いずれは明石への報告を鷹山に任せるつもりであったが、今日の明石は度が過ぎていた。
「私はいい経験をさせてもらったと思っていますケド……」
「?」
鷹山はじっと景隆を見つめていたが、景隆は彼女の表情から何を考えているのかをつかみ取れなかった。
「石動は契約書を暗記していたのか?」
「それ、私も気になっていました!」
「んな訳ないだろ。せいぜい概要くらいだ。
何かあればすぐに閲覧できるようにしていたので、明石さんが訴訟をちらつかせたときに読み直していたんだよ」
「あの一瞬でですか?」
鷹山は目を丸くして驚いていた。
「白鳥さん、これって……」
「石動のほうがおかしいから」
「ですよねぇ」
景隆は自分が経営者の立場になったことで、契約内容に関して敏感になっていた。
それ以前は白鳥や鷹山と同様に、気にも止めていなかったことだった。
「烏丸さんへの報告は?」
「少し呆れていたが、問題なかったぞ」
景隆は明石が訴訟を仄めかしたことを報告していた。
「ないと思うが、万が一訴訟されたらどうするつもりだったんだ?」
白鳥の言い分はもっともで、万が一のことを恐れて先に上司に相談するのが一般的な対応だろう。
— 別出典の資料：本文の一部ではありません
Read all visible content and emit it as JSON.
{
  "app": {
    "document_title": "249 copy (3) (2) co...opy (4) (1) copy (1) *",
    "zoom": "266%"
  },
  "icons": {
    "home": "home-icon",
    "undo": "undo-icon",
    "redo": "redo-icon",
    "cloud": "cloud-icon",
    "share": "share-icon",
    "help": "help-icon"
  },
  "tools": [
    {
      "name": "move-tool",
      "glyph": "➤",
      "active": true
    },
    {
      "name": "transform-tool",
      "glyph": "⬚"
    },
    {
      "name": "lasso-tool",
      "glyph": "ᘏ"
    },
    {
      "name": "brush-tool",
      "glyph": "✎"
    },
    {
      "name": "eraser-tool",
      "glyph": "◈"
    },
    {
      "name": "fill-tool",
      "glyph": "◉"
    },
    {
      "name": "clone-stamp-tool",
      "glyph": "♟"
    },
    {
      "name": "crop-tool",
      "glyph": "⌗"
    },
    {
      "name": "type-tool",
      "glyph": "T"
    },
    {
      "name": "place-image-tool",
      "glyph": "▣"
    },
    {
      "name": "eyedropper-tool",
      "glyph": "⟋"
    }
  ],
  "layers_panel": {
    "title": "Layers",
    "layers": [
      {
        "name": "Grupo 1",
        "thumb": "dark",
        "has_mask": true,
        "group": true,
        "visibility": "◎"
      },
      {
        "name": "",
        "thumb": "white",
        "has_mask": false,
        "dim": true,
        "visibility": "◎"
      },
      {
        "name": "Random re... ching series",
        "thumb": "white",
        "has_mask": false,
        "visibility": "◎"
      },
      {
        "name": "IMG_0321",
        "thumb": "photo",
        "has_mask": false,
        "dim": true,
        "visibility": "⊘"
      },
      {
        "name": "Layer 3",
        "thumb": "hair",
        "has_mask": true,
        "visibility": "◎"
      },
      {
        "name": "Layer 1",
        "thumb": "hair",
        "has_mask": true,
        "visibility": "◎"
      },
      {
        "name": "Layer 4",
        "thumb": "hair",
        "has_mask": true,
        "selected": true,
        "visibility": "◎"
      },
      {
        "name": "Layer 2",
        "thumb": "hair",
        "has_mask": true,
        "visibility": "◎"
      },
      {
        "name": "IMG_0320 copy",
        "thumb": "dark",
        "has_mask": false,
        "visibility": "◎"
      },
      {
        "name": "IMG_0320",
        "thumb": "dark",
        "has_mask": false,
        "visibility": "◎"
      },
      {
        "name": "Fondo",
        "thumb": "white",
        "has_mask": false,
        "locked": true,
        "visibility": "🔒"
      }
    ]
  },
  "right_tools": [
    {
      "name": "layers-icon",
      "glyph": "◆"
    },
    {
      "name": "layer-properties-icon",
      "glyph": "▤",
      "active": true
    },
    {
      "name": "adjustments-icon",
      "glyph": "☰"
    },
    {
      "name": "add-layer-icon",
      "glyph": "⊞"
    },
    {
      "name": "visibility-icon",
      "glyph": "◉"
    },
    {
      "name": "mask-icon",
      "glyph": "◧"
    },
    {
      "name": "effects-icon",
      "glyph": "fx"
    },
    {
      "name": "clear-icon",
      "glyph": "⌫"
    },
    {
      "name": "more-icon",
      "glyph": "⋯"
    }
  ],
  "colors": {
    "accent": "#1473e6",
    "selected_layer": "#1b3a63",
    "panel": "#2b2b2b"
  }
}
「エンプロビジョンとの件で、法務とのつながりが出来ていたんだよ。
いざとなったら動かしていいって、似鳥さんから言われていたから活用するつもりだった」
「そこまで考えていたのか……」
白鳥は感心しているのか、呆れているのか、よくわからないような表情だった。
鷹山はぽぉーっとした表情で、こちらもよくわからなかった。